Quantum countersues in Imation tape spat

Summary:Legal challenges are inflaming the otherwise staid tape backup industry, with the two storage companies filing suits against one another.

Legal challenges are inflaming the otherwise staid tape backup industry, with Quantum filing a countersuit Wednesday accusing Imation of misappropriating trade secrets.

In the lawsuit, filed in California Superior Court in Santa Clara County, Quantum also requested a preliminary restraining order to stop Imation from selling tapes in a format called DLT (Digital Linear Tape) that haven't been certified by Quantum. However, the judge denied the request, Quantum and Imation representatives said.

The legal action comes two days after Imation accused Quantum of monopolizing the DLT market, fixing prices and inviting Imation to join a cartel. Imation also began selling its own DLT cartridges, saying they're compatible with DLT tape drives.

Imation was unable to pass qualification tests and decided to sell its DLT tape on its own without paying Quantum royalties, Quantum Chief Executive Michael Brown said in an interview. Quantum, which sells DLT drives and has patents to the technology, shared its DLT technology with Imation, he said.

Brad Allen, Imation's vice president of corporate communications, said Imation developed the tapes with its own expertise and didn't use intellectual property from Quantum. "We know how to design and develop cartridges," he said. "It's Imation's intellectual property and know-how in DLT."

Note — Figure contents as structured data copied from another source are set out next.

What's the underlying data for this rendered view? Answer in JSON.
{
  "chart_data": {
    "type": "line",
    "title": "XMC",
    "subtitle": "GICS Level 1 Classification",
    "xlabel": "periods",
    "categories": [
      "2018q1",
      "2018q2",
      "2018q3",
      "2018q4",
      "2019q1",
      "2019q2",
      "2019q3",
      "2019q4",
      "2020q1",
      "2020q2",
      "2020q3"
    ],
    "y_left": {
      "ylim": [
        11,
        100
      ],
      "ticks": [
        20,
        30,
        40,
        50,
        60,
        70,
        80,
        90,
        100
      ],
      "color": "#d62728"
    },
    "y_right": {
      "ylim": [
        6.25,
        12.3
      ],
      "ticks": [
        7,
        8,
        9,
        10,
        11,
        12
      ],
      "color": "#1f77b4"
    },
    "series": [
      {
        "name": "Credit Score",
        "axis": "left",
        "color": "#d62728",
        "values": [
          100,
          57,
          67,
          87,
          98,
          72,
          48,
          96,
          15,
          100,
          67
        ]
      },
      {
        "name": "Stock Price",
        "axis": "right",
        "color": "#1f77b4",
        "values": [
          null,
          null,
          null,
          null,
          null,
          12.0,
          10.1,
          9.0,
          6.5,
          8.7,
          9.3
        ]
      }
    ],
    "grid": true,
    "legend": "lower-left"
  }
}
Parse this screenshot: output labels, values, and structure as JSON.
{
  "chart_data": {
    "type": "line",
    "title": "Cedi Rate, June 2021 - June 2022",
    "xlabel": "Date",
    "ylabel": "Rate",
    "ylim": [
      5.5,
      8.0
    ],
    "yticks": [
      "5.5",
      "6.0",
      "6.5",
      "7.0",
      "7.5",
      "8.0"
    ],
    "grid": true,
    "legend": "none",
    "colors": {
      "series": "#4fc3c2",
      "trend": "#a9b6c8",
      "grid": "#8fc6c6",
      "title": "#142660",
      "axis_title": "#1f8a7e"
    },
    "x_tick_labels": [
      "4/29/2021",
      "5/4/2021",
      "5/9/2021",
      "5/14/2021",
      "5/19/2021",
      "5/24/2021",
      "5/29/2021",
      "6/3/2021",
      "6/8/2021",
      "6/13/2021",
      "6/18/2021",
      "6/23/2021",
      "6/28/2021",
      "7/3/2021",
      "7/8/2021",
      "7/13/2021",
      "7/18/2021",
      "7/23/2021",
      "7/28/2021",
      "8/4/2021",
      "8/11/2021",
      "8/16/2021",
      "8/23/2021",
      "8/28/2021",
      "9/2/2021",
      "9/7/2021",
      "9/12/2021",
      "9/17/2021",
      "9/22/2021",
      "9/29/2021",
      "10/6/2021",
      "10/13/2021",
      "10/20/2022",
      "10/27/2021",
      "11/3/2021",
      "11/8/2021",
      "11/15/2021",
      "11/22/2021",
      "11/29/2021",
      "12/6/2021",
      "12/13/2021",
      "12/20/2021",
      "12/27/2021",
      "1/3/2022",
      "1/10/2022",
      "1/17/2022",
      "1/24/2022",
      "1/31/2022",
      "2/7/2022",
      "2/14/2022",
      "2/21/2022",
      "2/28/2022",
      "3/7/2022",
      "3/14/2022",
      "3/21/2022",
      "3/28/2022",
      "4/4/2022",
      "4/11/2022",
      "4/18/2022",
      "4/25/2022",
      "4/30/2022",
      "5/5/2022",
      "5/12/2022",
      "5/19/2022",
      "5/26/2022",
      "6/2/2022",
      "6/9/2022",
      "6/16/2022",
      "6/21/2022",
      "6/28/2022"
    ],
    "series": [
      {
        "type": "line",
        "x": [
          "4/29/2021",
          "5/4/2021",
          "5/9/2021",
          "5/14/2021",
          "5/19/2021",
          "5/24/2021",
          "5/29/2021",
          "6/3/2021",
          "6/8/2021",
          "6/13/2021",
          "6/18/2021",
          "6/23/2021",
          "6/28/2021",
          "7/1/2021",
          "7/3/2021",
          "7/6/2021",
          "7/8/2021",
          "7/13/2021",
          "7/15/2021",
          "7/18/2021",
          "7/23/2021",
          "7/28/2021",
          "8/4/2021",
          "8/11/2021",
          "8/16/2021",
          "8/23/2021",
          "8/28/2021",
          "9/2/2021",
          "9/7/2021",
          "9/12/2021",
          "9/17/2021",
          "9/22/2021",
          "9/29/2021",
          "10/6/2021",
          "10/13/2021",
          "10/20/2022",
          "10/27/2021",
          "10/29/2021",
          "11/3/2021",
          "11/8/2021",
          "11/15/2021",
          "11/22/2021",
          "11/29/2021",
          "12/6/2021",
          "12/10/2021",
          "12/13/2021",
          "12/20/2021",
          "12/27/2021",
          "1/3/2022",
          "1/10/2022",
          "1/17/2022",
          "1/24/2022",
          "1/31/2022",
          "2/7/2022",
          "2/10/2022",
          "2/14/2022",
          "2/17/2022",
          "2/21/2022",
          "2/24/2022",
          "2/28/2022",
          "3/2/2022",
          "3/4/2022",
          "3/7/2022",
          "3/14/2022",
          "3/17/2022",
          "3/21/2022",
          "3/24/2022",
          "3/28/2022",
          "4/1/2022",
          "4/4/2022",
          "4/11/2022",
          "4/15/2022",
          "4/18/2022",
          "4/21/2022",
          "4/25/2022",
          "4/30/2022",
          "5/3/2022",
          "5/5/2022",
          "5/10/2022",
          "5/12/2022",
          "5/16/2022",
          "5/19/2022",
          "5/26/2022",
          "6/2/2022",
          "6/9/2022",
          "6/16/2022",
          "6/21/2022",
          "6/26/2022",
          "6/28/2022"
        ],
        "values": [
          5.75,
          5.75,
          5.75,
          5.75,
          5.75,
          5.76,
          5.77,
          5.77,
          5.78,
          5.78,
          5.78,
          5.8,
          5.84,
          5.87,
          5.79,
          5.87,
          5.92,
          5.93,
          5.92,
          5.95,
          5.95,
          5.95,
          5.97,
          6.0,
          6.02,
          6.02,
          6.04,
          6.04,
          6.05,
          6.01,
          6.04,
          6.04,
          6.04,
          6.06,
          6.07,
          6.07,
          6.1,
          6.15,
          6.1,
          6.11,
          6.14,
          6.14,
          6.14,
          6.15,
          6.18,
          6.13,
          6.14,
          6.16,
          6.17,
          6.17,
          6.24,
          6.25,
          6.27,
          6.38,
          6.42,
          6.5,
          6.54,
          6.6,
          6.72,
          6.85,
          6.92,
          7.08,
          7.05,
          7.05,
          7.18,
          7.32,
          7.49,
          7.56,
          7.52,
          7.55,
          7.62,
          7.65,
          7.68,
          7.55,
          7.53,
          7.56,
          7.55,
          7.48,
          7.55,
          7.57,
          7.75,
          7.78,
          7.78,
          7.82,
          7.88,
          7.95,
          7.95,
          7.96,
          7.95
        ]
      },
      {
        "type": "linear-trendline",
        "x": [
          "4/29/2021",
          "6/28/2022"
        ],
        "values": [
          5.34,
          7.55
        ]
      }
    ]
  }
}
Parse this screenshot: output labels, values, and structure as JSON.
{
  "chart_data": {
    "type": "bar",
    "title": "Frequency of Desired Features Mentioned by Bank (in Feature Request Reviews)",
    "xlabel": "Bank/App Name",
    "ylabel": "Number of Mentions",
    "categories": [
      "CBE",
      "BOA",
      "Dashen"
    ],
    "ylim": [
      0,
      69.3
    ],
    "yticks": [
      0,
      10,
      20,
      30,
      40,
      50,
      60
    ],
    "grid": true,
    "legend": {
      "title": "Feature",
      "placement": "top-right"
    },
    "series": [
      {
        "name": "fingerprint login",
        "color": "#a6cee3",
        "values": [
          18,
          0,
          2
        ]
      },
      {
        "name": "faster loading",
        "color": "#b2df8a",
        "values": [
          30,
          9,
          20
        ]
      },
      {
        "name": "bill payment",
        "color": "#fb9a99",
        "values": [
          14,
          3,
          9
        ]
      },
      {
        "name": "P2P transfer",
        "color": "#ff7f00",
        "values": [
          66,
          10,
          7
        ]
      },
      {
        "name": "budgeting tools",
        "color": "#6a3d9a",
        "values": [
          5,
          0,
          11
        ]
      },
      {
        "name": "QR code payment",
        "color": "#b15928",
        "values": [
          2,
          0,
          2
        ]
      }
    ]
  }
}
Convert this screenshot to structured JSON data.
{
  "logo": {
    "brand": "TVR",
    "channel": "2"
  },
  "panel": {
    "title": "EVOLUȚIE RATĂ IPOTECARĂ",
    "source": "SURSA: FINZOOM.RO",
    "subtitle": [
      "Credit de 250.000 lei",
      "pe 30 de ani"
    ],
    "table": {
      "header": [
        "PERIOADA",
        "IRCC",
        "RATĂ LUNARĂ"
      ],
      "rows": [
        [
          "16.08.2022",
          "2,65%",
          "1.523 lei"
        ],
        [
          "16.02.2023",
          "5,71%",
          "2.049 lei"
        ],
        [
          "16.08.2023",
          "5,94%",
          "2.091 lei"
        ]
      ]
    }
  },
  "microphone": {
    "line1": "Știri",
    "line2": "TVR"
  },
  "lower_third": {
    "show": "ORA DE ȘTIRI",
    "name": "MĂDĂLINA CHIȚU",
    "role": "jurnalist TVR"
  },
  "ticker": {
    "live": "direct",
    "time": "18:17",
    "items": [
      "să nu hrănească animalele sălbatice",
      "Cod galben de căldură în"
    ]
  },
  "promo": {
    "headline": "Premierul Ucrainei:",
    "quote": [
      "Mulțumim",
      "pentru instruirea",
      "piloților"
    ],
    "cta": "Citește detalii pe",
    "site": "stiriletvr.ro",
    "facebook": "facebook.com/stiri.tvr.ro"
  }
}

Tape cartridges, often stacked by dozens in robotic "libraries" and used to back up gigabytes or even terabytes of corporate data, are an obscure but important part of the global computing infrastructure. And they're an important part of Quantum's business: Revenue from DLT drives, tapes and royalties accounted for about $1.1 billion of the company's $1.4 billion in revenue for the fiscal year ended March 31, Brown said.

The case for qualification
Certification and qualification--making sure a product meets standards and interoperates with other products--is a major part of the computing industry. For example, a key part of Network Appliance's ability to expand in the storage systems market was to make sure Oracle's database software was qualified to run on its products.

In the case of DLT cartridges, qualification is important to ensure a tape works with all possible tape drives and that the effect it has on tape drives, such as wearing down the drive heads that read the tape, don't stop other qualified tapes from working, Brown said. Quantum will warn customers about the problems of using unqualified tape, he added.

But Allen said Quantum considers DLT an "open" standard and that Imation has met the DLT standards set by groups such as the ECMA (formerly the European Computer Manufacturers' Association) and the American National Standards Institute (ANSI).

"We were passing the tests, and it was obvious to us and them that we were very qualifiable," Allen said. Qualification, though, isn't really the central issue, but rather "is the mechanism by which they're attempting to exclude us from the marketplace."

Quantum was using the qualification issue to protect its royalty revenue, Allen said. Threatening that the use of unqualified tape could void tape drive warrantees is a further attempt "to try to control access to the market," he said. "If DLT is an open standard, as they've purported, then statements like that are surprising, to say the least."

As soon as Imation was nearing qualification, Quantum changed its qualification procedures and said it would define new ones in 2002, Allen said. "We were back to square one. We don't even know what the rules of the game are until sometime in the future."

Quantum disagreed. It's in the company's best interests to have as many companies making DLT cartridges as possible, a Quantum representative said. The changed certification came because Quantum suggested Imation focus on qualifying cartridges for DLT's successor, SuperDLT.

Allen said Imation submitted "blind" samples of qualified manufacturers' tape to Quantum to see how it fared in qualification tests. "We did submit some blind samples of tape that had already been qualified by the other manufacturers...and they failed those as well as ours," Allen said.

Brown, though, said Imation had mixed parts from other manufacturers' products with its own products.

Crucial e-mail
Key to Imation's case is a June 14 e-mail message from Phil Ritti, Quantum's DLT media division general manager, to Frank Russomanno, Imation's general manager for data storage media and services.

In the e-mail, Ritti suggested an arrangement under which existing DLT licensees Fuji and Maxell would provide Imation with DLT cartridges at a lower cost. To accomplish this, Quantum "may be willing to modify its business agreements" with Maxell and Fuji, Ritti said.

"In exchange, we would want Imation to suspend plans to manufacture Tape IV (DLT cartridges) and all related qualification activities," Ritti said. The agreement would cover a specific number of cartridges per quarter, approximating how much tape Imation already was purchasing, he said.

Allen pointed to this memo as evidence that Quantum has influence over the price of tape that Imation buys from third parties and that through this influence Quantum was trying to "limit the amount of tape that we would resell." He further argued that Quantum was controlling supply by getting Imation to suspend manufacturing.

Not so, said Brown. In fact, the memo is evidence that Quantum was willing to reduce its own revenue to help Imation: "We'll try to work out another commercially viable arrangement at Quantum's expense to enable you to have a business that makes some money," Brown said.